I AM a number, I will be a free man.
Hong Kong protesters have flipped the defining statement repeatedly issued by Number Six in the 1960s cult TV series, The Prisoner: ‘I am not a number, I am a free man’.
They readily identify themselves by the start date of their street protests: 926 (26 September); they show affinity with 8964 (6 April 1989), the day the Chinese authorities broke up the pro-democracy protest camp in Tiananmen Square, Beijing.
In the East, pro-democracy activists are accustomed to using numbers to sidestep censorship. In their eyes, numbers can be symbols of freedom.
Largely impersonal, because not attached to a named person; but by no means inhuman.
On the Western side of the world, however, protestors rarely regard numbers in such a positive light. They don’t see themselves in numbers; they don’t look comfortable even when – not often nowadays – they find themselves in great numbers.
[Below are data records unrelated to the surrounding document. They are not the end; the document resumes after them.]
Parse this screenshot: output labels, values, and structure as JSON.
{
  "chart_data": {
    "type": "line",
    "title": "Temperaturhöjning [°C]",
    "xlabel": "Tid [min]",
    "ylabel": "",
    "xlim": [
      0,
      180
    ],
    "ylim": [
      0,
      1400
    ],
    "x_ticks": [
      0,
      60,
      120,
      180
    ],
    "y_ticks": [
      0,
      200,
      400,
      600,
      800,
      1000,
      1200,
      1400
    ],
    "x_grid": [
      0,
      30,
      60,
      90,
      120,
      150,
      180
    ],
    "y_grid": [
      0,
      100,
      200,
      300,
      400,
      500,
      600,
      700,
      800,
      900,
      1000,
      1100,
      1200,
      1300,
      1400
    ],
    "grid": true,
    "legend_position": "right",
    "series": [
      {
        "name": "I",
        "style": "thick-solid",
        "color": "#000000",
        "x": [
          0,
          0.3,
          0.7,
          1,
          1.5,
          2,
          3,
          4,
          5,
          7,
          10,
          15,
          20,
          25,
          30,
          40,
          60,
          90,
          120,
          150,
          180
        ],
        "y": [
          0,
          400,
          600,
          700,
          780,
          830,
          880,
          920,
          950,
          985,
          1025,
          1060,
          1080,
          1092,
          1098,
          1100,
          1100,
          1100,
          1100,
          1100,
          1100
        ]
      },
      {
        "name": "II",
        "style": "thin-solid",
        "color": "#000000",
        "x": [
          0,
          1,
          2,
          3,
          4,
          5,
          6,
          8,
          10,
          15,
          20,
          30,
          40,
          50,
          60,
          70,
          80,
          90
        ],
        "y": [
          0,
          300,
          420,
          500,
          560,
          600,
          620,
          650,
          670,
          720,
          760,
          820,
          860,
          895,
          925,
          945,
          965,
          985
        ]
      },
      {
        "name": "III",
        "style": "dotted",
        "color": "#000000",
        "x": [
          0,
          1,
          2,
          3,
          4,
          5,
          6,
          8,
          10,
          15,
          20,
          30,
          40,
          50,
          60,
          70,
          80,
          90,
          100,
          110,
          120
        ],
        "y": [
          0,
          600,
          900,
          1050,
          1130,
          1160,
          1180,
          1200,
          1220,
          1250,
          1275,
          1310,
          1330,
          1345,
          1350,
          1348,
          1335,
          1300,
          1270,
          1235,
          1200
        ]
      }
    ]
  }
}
Being one of a number seems almost as hurtful as being reduced to a number.
No freedom, they seem to be saying, without first protecting my personality.
In Hong Kong there appears to be less concern about loss of personality.
When thousands of protestors cross their forearms at the same moment, with one voice semaphoring ‘wrong’ to chief executive C.Y. Leung and, behind him, Beijing, they don’t feel the need to be embarrassed about acting in unison.
Instead, in many different ways – passers-by spraying sit-down demonstrators with cool water; constant litter patrols and the sharing out of visors and masks for use against police tear gas and pepper spray – the level of cooperation among Hong Kong protesters and their supporters suggests that they are comfortable not only in their own skin; but also in each others’.
Meanwhile in the West the cult of personality threatens to rarefy still further the already intermittent call for freedom.